Julie wrote on September 4, 2011
Btw: Anyone trying to use parchment paper, don’t!! It just absorbs the banana and won’t set. Oh, well, you live and learn!
Julie wrote on September 4, 2011
The idea of using blended bananas, dehydrating them and using them as a raw crepe is genius!! I’m in the process of dehydrating the base and its going well. It was slightly difficult to peel from the sheet but i peeled a little of the edge up and them bit by bit carefully pushed towards the teflex with a spatula to release the ‘pancake.’ Can’t wait til tomorrow morning when i finish and assemble!!
What other fruit/veggie could be used to make that same texture? You could make mexican style tortillas if there were something else besides bananas that would create this wonderful pliable texture!
Wonderful idea though!
Jo wrote on June 18, 2011
If you don’t have a dehydrater what can you do? Could you ever eat them fresh from the pan as a pancake rather than crepe? They look devine!
Susan wrote on June 18, 2011
You could try doing them in the oven on the lowest setting….watch the time and know that they will no longer be classified as raw.
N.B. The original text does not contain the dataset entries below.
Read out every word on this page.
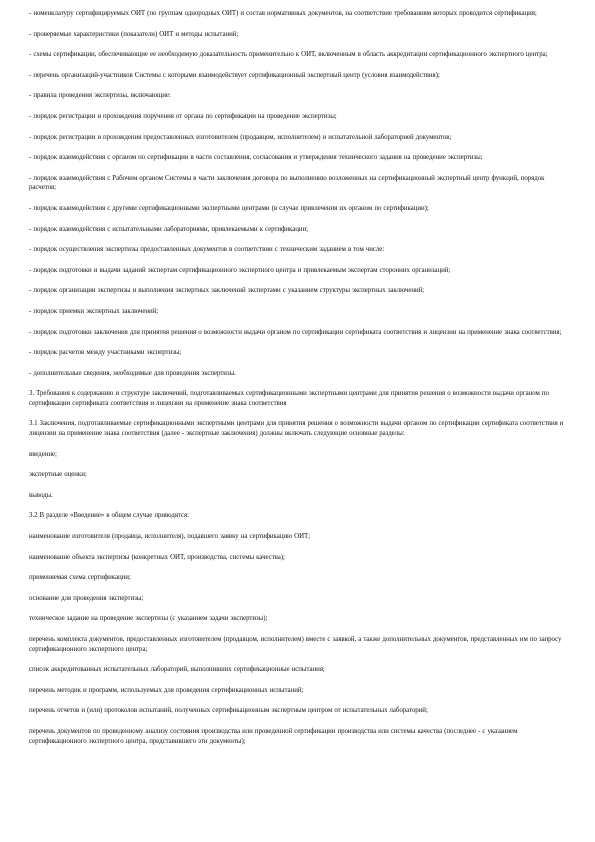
- номенклатуру сертифицируемых ОИТ (по группам однородных ОИТ) и состав нормативных документов, на соответствие требованиям которых проводится сертификация;

- проверяемые характеристики (показатели) ОИТ и методы испытаний;

- схемы сертификации, обеспечивающие ее необходимую доказательность применительно к ОИТ, включенным в область аккредитации сертификационного экспертного центра;

- перечень организаций-участников Системы с которыми взаимодействует сертификационный экспертный центр (условия взаимодействия);

- правила проведения экспертизы, включающие:

- порядок регистрации и прохождения поручения от органа по сертификации на проведение экспертизы;

- порядок регистрации и прохождения предоставленных изготовителем (продавцом, исполнителем) и испытательной лабораторией документов;

- порядок взаимодействия с органом по сертификации в части составления, согласования и утверждения технического задания на проведение экспертизы;

- порядок взаимодействия с Рабочим органом Системы в части заключения договора по выполнению возложенных на сертификационный экспертный центр функций, порядок расчетов;

- порядок взаимодействия с другими сертификационными экспертными центрами (в случае привлечения их органом по сертификации);

- порядок взаимодействия с испытательными лабораториями, привлекаемыми к сертификации;

- порядок осуществления экспертизы предоставленных документов в соответствии с техническим заданием в том числе:

- порядок подготовки и выдачи заданий экспертам сертификационного экспертного центра и привлекаемым экспертам сторонних организаций;

- порядок организации экспертизы и выполнения экспертных заключений экспертами с указанием структуры экспертных заключений;

- порядок приемки экспертных заключений;

- порядок подготовки заключения для принятия решения о возможности выдачи органом по сертификации сертификата соответствия и лицензии на применение знака соответствия;

- порядок расчетов между участниками экспертизы;

- дополнительные сведения, необходимые для проведения экспертизы.

3. Требования к содержанию и структуре заключений, подготавливаемых сертификационными экспертными центрами для принятия решения о возможности выдачи органом по сертификации сертификата соответствия и лицензии на применение знака соответствия

3.1 Заключения, подготавливаемые сертификационными экспертными центрами для принятия решения о возможности выдачи органом по сертификации сертификата соответствия и лицензии на применение знака соответствия (далее - экспертные заключения) должны включать следующие основные разделы:

введение;

экспертные оценки;

выводы.

3.2 В разделе «Введение» в общем случае приводятся:

наименование изготовителя (продавца, исполнителя), подавшего заявку на сертификацию ОИТ;

наименование объекта экспертизы (конкретных ОИТ, производства, системы качества);

применяемая схема сертификации;

основание для проведения экспертизы;

техническое задание на проведение экспертизы (с указанием задачи экспертизы);

перечень комплекта документов, предоставленных изготовителем (продавцом, исполнителем) вместе с заявкой, а также дополнительных документов, представленных им по запросу сертификационного экспертного центра;

список аккредитованных испытательных лабораторий, выполнивших сертификационные испытания;

перечень методик и программ, используемых для проведения сертификационных испытаний;

перечень отчетов и (или) протоколов испытаний, полученных сертификационным экспертным центром от испытательных лабораторий;

перечень документов по проведенному анализу состояния производства или проведенной сертификации производства или системы качества (последнее - с указанием сертификационного экспертного центра, представившего эти документы);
Joelle wrote on April 28, 2011
These tasted fantastic, my only problem is that I think I dehydrated them too long. They were definitely pliable, but were tough to cut (not tough to chew though), we just picked them up and ate them like tacos. Should they have been a little soft so as to be able to cut them with a fork or knife? Since I don’t have access to young coconuts, I just used coconut cream butter/concentrate; it wasn’t as creamy as yours, but that may have something to do with the blades getting dull on my food processor, and I could have probably used a little more water or syrup to try and smooth it out, but it was good as is. Thanks!
Tabea wrote on February 23, 2011
These look tasty! I am very new to eating raw. I do not know what you mean by 5″ rounds though. Do I need something special to make those? I use a Nesco FD-60 Snackmaster® Express Food Dehydrator, how do I make a recipe such as this one work in it?